The top pattern design already had a back yoke, making it perfect for my vintage silk. I then cut a matching front yoke. I could put one of the flower designs on one side went with a solid green background on the other; saving the second cluster for the back yoke.
I divided the back yolk into three sections in order to center the second flower cluster pattern. It was that or not use it at all.
Using selvages in My Sewing
My first technique inspiration came from an article in the now deceased Vogue Pattern Magazine. In “Selvage Smarts”, Linda Turner Griepentrog discussed the history and possibilities of using selvages in sewing. My raw silk had a wonderful fringed selvage and I decided to incorporated it along the edges. Carefully cutting the selvages off and sewing them in the seams was time consuming. But it was fun and I love the special look it gives my top, especially how it acts as a frame around the flowers on the back yoke.
Using Nylon Tricot For Seam Bindings
The second new technique that I used was one that I saw on a Threads video. Daryl Lancaster demonstrates how to apply a lightweight and bulk-free seam finish, using bias-cut nylon tricot binding in 15-denier. I usually use French seams (and did on some in places on the top), but for some parts of my top I wanted a much thinner seam finish but one that was encased.
The right weight of tricot was a bit hard to locate, but I found it at Uptown Fabric on ETSY. I bought some in white and ivory, I’ve not bought anything else from Uptown Fabric but they have a good rating and I need to get back there and seriously look around.
There might be one problem with tricot, however. I think it would melt at higher iron temperatures, so I don’t know it I would use this technique on a 100% cotton or linen fabric. Knowing me, I would probably do a little damage
Finishing It Up
Making the Ties Special
Wanting to use as much of my silk as possible so there would be none wasted, I made the end of my ties silk just one of those little elegance touch.
There were also ties on the inside but they were just left alone
Under It All
I thought the raw silk was a bit on the thinner side for pants but at the same time, I wanted them to be summer friendly. I decided to line them just to a boxer short length. I just used some 100% cotton from the stash. This has worked out great. They have been comfy in warmer weather but I haven’t had to worry about seeing lines or anything underneath.
Honestly, I didn’t know what to think last summer when I looked myself in the mirror with these two pieces on. When you create something there is always that question of it turning out as great as that vision in you mind’s eye.

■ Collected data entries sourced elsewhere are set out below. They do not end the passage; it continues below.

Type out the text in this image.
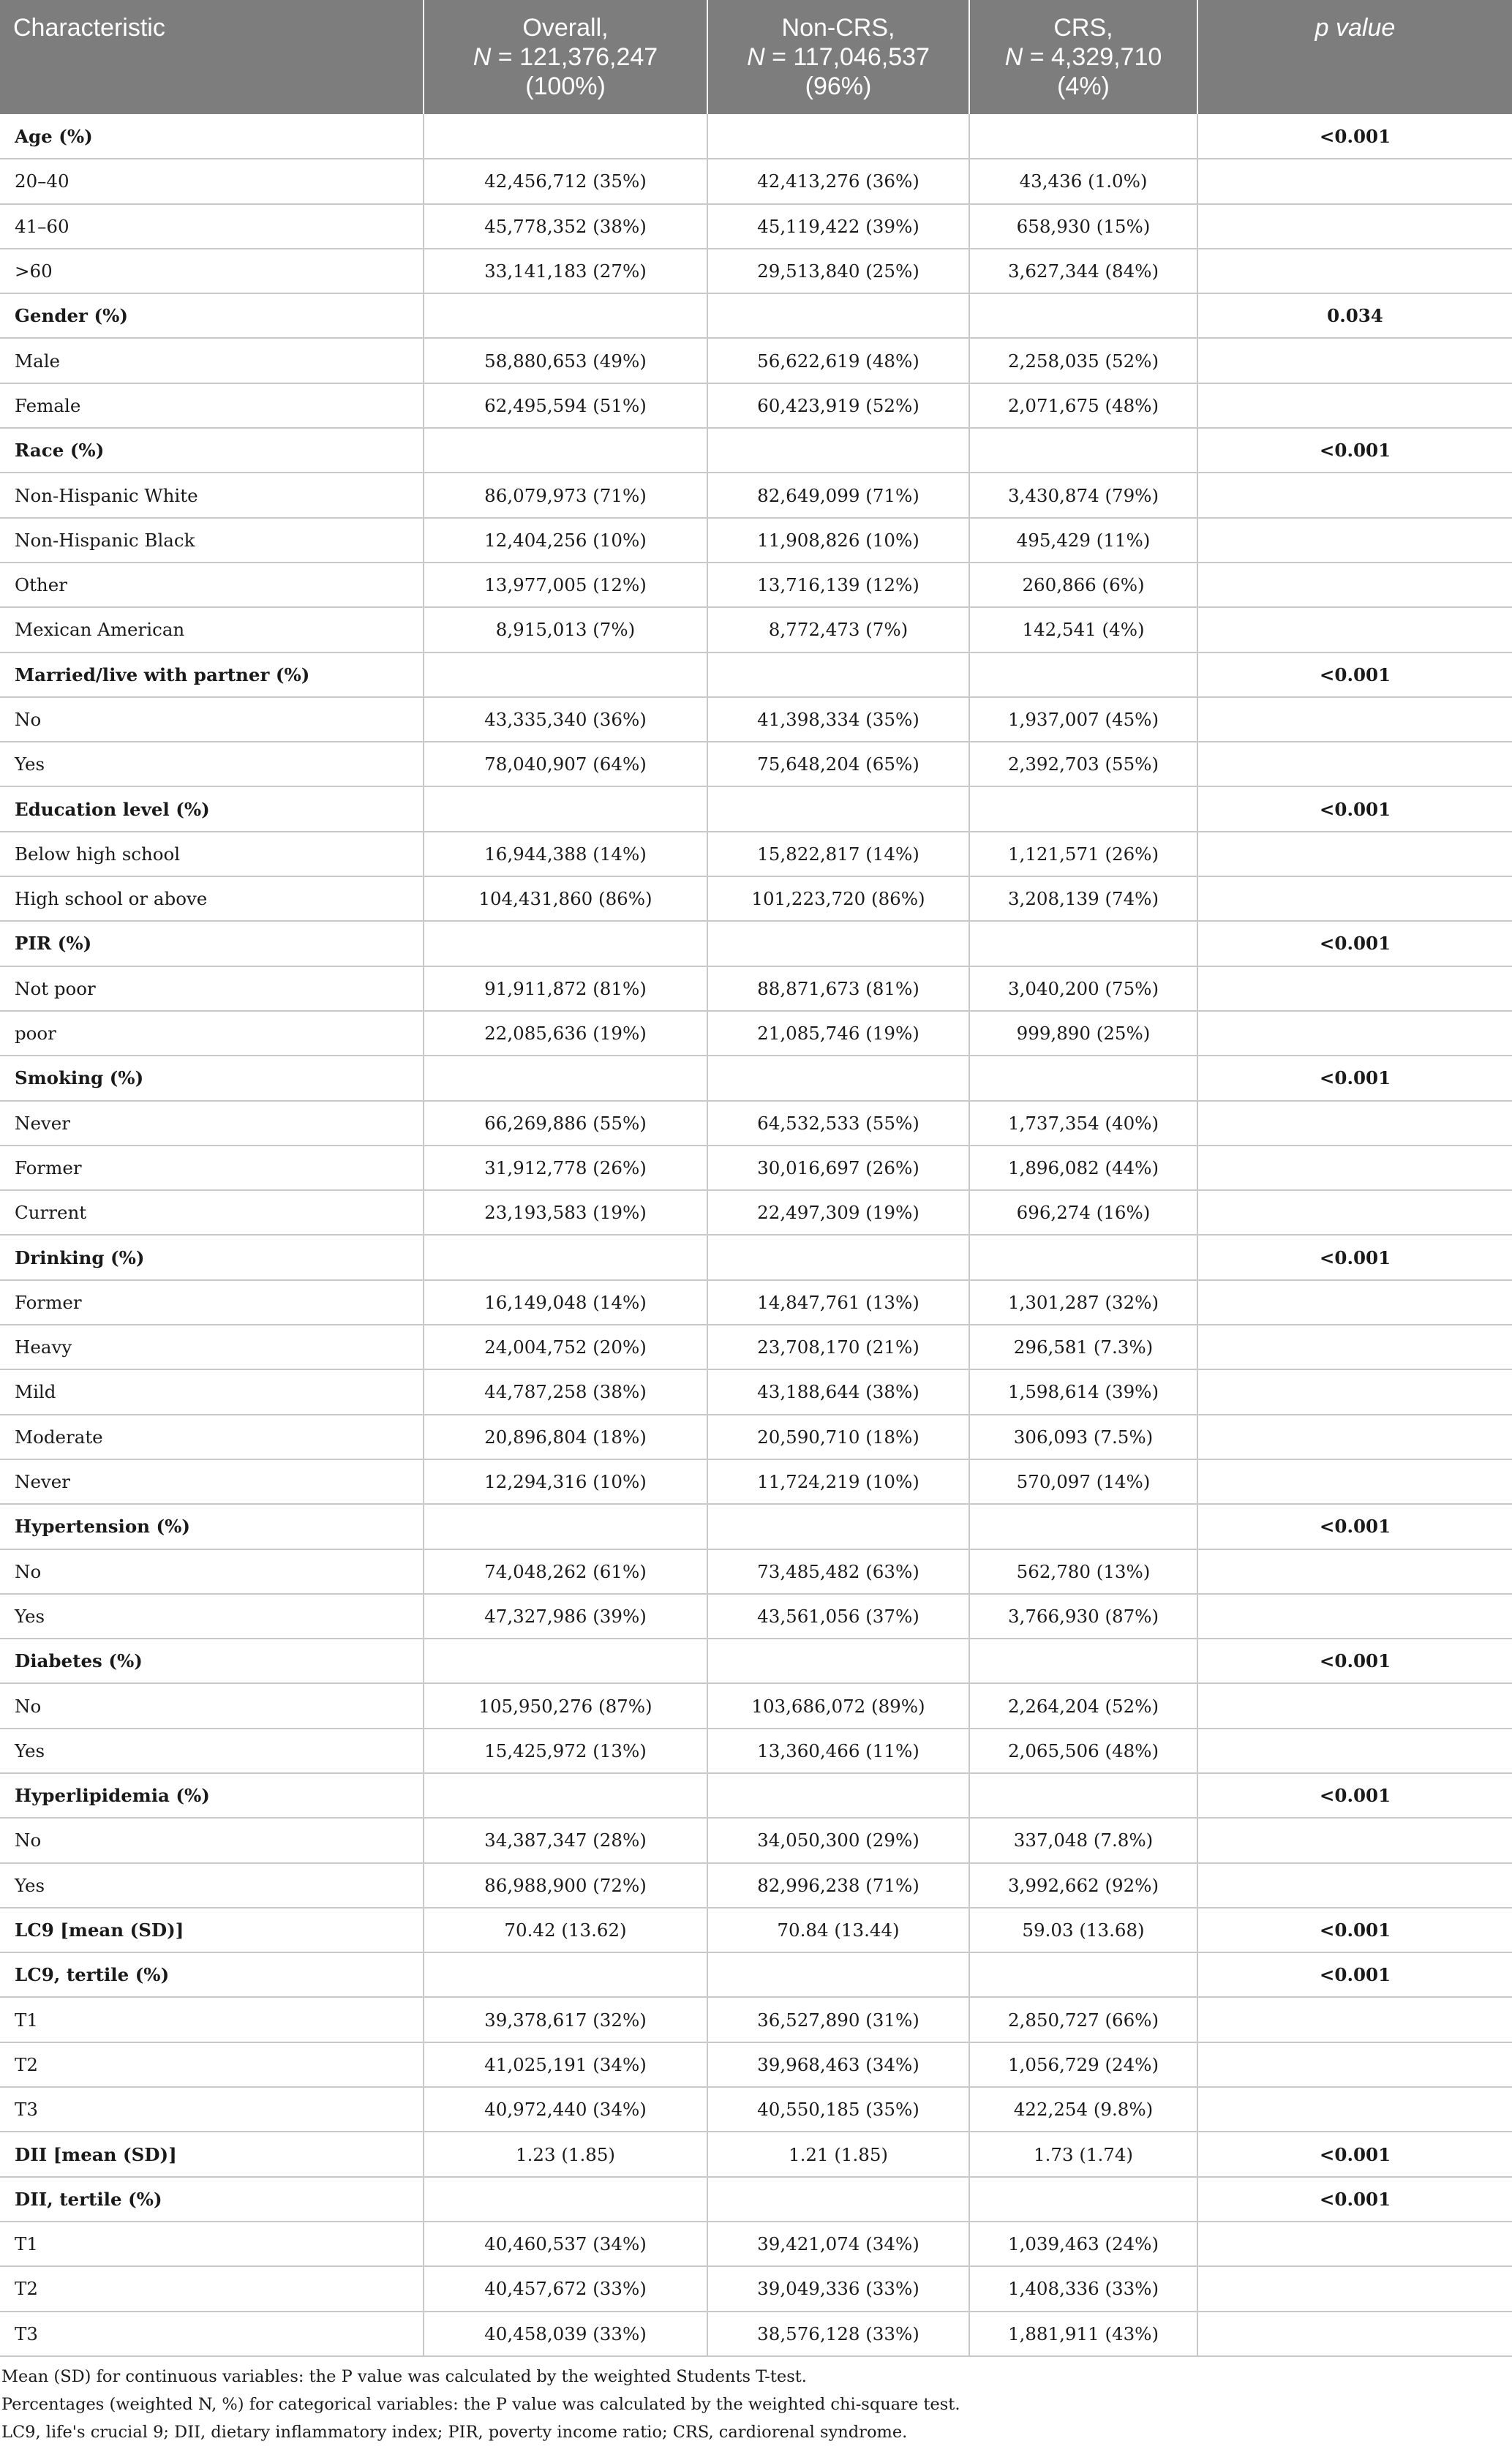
Characteristic	Overall,
N = 121,376,247
(100%)	Non-CRS,
N = 117,046,537
(96%)	CRS,
N = 4,329,710
(4%)	p value
Age (%)				<0.001
20–40	42,456,712 (35%)	42,413,276 (36%)	43,436 (1.0%)	
41–60	45,778,352 (38%)	45,119,422 (39%)	658,930 (15%)	
>60	33,141,183 (27%)	29,513,840 (25%)	3,627,344 (84%)	
Gender (%)				0.034
Male	58,880,653 (49%)	56,622,619 (48%)	2,258,035 (52%)	
Female	62,495,594 (51%)	60,423,919 (52%)	2,071,675 (48%)	
Race (%)				<0.001
Non-Hispanic White	86,079,973 (71%)	82,649,099 (71%)	3,430,874 (79%)	
Non-Hispanic Black	12,404,256 (10%)	11,908,826 (10%)	495,429 (11%)	
Other	13,977,005 (12%)	13,716,139 (12%)	260,866 (6%)	
Mexican American	8,915,013 (7%)	8,772,473 (7%)	142,541 (4%)	
Married/live with partner (%)				<0.001
No	43,335,340 (36%)	41,398,334 (35%)	1,937,007 (45%)	
Yes	78,040,907 (64%)	75,648,204 (65%)	2,392,703 (55%)	
Education level (%)				<0.001
Below high school	16,944,388 (14%)	15,822,817 (14%)	1,121,571 (26%)	
High school or above	104,431,860 (86%)	101,223,720 (86%)	3,208,139 (74%)	
PIR (%)				<0.001
Not poor	91,911,872 (81%)	88,871,673 (81%)	3,040,200 (75%)	
poor	22,085,636 (19%)	21,085,746 (19%)	999,890 (25%)	
Smoking (%)				<0.001
Never	66,269,886 (55%)	64,532,533 (55%)	1,737,354 (40%)	
Former	31,912,778 (26%)	30,016,697 (26%)	1,896,082 (44%)	
Current	23,193,583 (19%)	22,497,309 (19%)	696,274 (16%)	
Drinking (%)				<0.001
Former	16,149,048 (14%)	14,847,761 (13%)	1,301,287 (32%)	
Heavy	24,004,752 (20%)	23,708,170 (21%)	296,581 (7.3%)	
Mild	44,787,258 (38%)	43,188,644 (38%)	1,598,614 (39%)	
Moderate	20,896,804 (18%)	20,590,710 (18%)	306,093 (7.5%)	
Never	12,294,316 (10%)	11,724,219 (10%)	570,097 (14%)	
Hypertension (%)				<0.001
No	74,048,262 (61%)	73,485,482 (63%)	562,780 (13%)	
Yes	47,327,986 (39%)	43,561,056 (37%)	3,766,930 (87%)	
Diabetes (%)				<0.001
No	105,950,276 (87%)	103,686,072 (89%)	2,264,204 (52%)	
Yes	15,425,972 (13%)	13,360,466 (11%)	2,065,506 (48%)	
Hyperlipidemia (%)				<0.001
No	34,387,347 (28%)	34,050,300 (29%)	337,048 (7.8%)	
Yes	86,988,900 (72%)	82,996,238 (71%)	3,992,662 (92%)	
LC9 [mean (SD)]	70.42 (13.62)	70.84 (13.44)	59.03 (13.68)	<0.001
LC9, tertile (%)				<0.001
T1	39,378,617 (32%)	36,527,890 (31%)	2,850,727 (66%)	
T2	41,025,191 (34%)	39,968,463 (34%)	1,056,729 (24%)	
T3	40,972,440 (34%)	40,550,185 (35%)	422,254 (9.8%)	
DII [mean (SD)]	1.23 (1.85)	1.21 (1.85)	1.73 (1.74)	<0.001
DII, tertile (%)				<0.001
T1	40,460,537 (34%)	39,421,074 (34%)	1,039,463 (24%)	
T2	40,457,672 (33%)	39,049,336 (33%)	1,408,336 (33%)	
T3	40,458,039 (33%)	38,576,128 (33%)	1,881,911 (43%)	
Mean (SD) for continuous variables: the P value was calculated by the weighted Students T-test.
Percentages (weighted N, %) for categorical variables: the P value was calculated by the weighted chi-square test.
LC9, life's crucial 9; DII, dietary inflammatory index; PIR, poverty income ratio; CRS, cardiorenal syndrome.
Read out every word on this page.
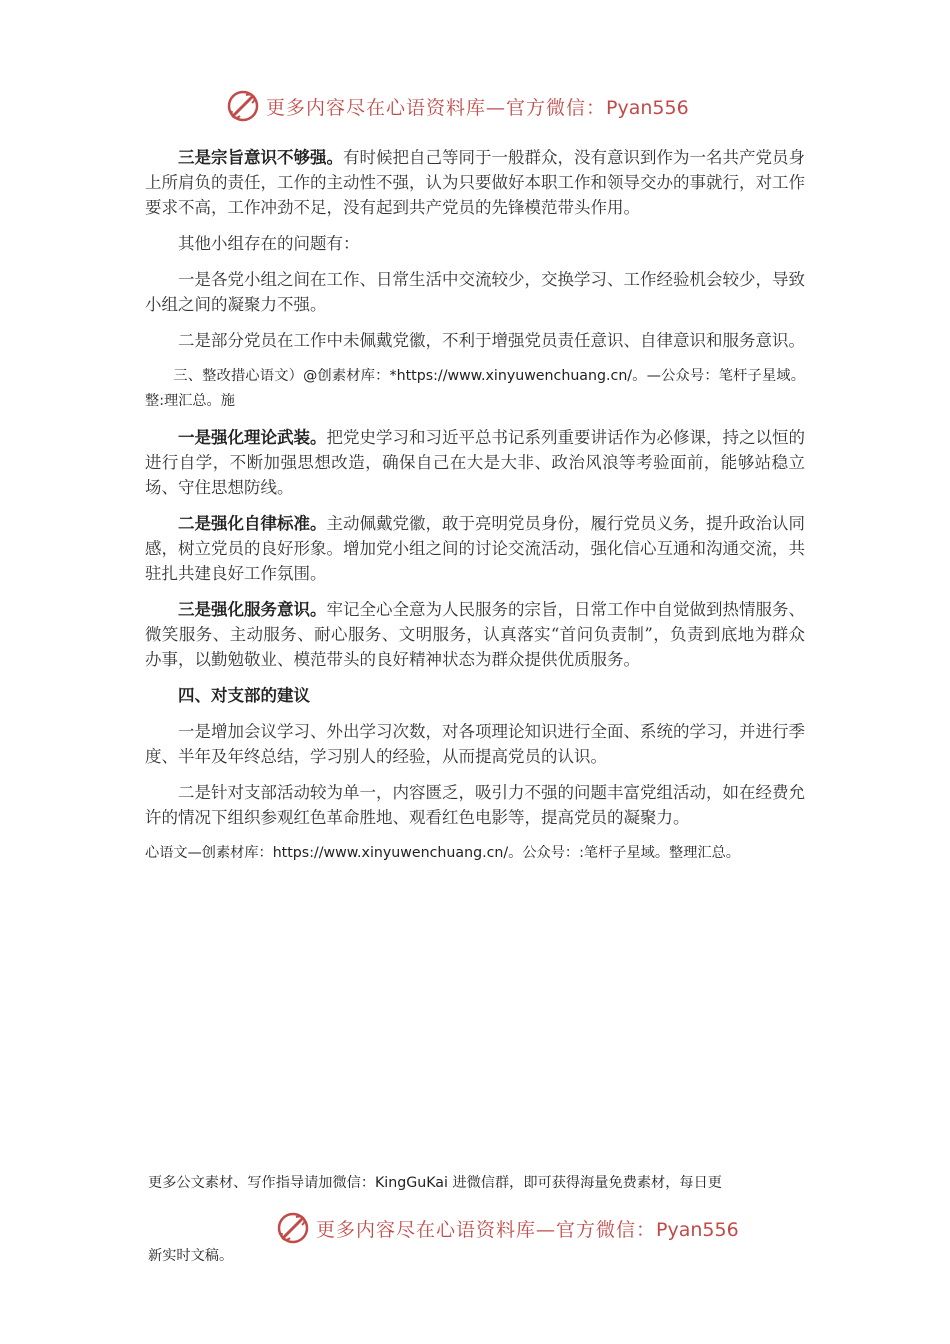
更多内容尽在心语资料库—官方微信：Pyan556

三是宗旨意识不够强。有时候把自己等同于一般群众，没有意识到作为一名共产党员身上所肩负的责任，工作的主动性不强，认为只要做好本职工作和领导交办的事就行，对工作要求不高，工作冲劲不足，没有起到共产党员的先锋模范带头作用。

其他小组存在的问题有：

一是各党小组之间在工作、日常生活中交流较少，交换学习、工作经验机会较少，导致小组之间的凝聚力不强。

二是部分党员在工作中未佩戴党徽，不利于增强党员责任意识、自律意识和服务意识。

三、整改措心语文）@创素材库：*https://www.xinyuwenchuang.cn/。—公众号：笔杆子星域。整:理汇总。施

一是强化理论武装。把党史学习和习近平总书记系列重要讲话作为必修课，持之以恒的进行自学，不断加强思想改造，确保自己在大是大非、政治风浪等考验面前，能够站稳立场、守住思想防线。

二是强化自律标准。主动佩戴党徽，敢于亮明党员身份，履行党员义务，提升政治认同感，树立党员的良好形象。增加党小组之间的讨论交流活动，强化信心互通和沟通交流，共驻扎共建良好工作氛围。

三是强化服务意识。牢记全心全意为人民服务的宗旨，日常工作中自觉做到热情服务、微笑服务、主动服务、耐心服务、文明服务，认真落实“首问负责制”，负责到底地为群众办事，以勤勉敬业、模范带头的良好精神状态为群众提供优质服务。

四、对支部的建议

一是增加会议学习、外出学习次数，对各项理论知识进行全面、系统的学习，并进行季度、半年及年终总结，学习别人的经验，从而提高党员的认识。

二是针对支部活动较为单一，内容匮乏，吸引力不强的问题丰富党组活动，如在经费允许的情况下组织参观红色革命胜地、观看红色电影等，提高党员的凝聚力。

心语文—创素材库：https://www.xinyuwenchuang.cn/。公众号：:笔杆子星域。整理汇总。

更多公文素材、写作指导请加微信：KingGuKai 进微信群，即可获得海量免费素材，每日更
更多内容尽在心语资料库—官方微信：Pyan556
新实时文稿。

My creation isn’t trendy, colorful and certainly not a showstopper. I was having a difficult time putting it in a category (but is that even necessary, I wonder). Was it, leisure, dressy or casual? Could I wear it to my favorite wine bar? Did I even like the total look? My daughter Michelle took one look and loved it and told me I was crazy for even having doubts so I decided to sit on it for a few months.
The whole idea of what I did fits with my basic fashion philosophy: up-cycle and refashion when I can and try to have the least waste (there were only a few scraps left of each fabric when I was finished) when I make something.
Today, I like it. It fits my current lifestyle. It has a very calming spirit about it and after this Covid-19 mess is behind us, I can’t wait to wear it and put it on Instagram; “my slightly inspired Asian up-cycled creation”.
That wraps up today’s post. If you don’t sew, thanks for bearing with me. Sewing and knitting are just a big part about who I am and I have to post about them once in a while. But for now, here’s some more photos from last summer of me wearing my pants and silk top out and about.
Has this post made you interested in trying your hand with needle and thread? If so, you need to check out my People To Read & Places To Go page. I have, among other things, links to forty independent pattern companies. Their designs have skill levels to absolute beginner to intermediate. And I like the idea of supporting individual makers.
Take care everyone and stay safe
When I’m not incorporating vintage kimono silk pieces into new creations, I like wearing the real things. I use Hoaris as jackets and kimonos for leisure.